The Water and the Blood
This astonishing second novel by Nancy E. Turner evokes the
pre-World War II era of white rural America with a strong sense of
place and character voice. Turner, a finalist in the Willa Cather
Award for her first novel, "THESE IS MY WORDS," exhibits an uncanny
ear for dialect and portrayal of historical events in a novel that
brings the personalities and times to life on the pages.
Philadelphia "Frosty" Summers is a promising student; a bright,
young, white high school senior growing up in a racially segregated
East Texas town. She already senses the bigotry and narrow
mindedness of her family and friends and realizing her future
limitations she escapes her cultural shackles as the war breaks out
by answering an ad for factory workers in a California munitions
plant.
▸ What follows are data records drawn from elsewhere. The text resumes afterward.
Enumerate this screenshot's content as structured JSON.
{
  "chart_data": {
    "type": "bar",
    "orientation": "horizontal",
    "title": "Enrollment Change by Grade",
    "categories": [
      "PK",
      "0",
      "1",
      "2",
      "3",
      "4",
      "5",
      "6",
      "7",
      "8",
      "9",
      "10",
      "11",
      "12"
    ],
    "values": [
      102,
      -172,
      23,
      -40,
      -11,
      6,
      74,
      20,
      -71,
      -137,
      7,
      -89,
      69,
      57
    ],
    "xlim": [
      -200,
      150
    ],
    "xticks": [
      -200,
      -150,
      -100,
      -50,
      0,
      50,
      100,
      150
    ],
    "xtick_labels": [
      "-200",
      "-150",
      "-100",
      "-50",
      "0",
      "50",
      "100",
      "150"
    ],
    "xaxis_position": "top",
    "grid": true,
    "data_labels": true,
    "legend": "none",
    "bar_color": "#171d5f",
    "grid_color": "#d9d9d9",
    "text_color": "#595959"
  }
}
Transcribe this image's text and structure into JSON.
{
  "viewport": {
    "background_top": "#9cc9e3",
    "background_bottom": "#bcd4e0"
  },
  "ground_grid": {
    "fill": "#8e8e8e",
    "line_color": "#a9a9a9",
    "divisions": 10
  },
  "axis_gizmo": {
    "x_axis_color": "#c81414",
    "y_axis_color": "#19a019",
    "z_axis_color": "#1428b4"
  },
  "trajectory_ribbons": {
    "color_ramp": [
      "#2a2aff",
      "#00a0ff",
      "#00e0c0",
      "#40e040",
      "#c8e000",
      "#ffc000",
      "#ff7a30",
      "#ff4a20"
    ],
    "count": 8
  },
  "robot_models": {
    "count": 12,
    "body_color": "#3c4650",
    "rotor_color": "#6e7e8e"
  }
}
She packs her aging car and heads west to San Diego. There
she meets and falls in love with Marine Sgt. Gordon Benally, a
Navajo Code Talker, whose gentle spirit and quiet ways dispel her
previous conceptions of a warrior. She also discovers that even the
monotonous assembly line work is more exciting than a future of
marrying and settling down with one of the local boys, whom she
sees as violent, filled with racial hatred and thirsting for
One wild Halloween night of her senior year, Frosty and her friends
burn down the local Nigra church, and she becomes inadvertently
ensnared in an event that will haunt her for the rest of her life.
The local sheriff continues to investigate the crime after Frosty
leaves town with the quiet, dogged persistence of a man determined
to see justice done. Unaware of the enormity of the crime that was
committed that fiery night several years before, Frosty returns
home with Gordon to discover just how deep the racial hatred is
that runs through the town's population.
THE WATER AND THE BLOOD vividly portrays a time in America's
history that is in the past yet remains with us.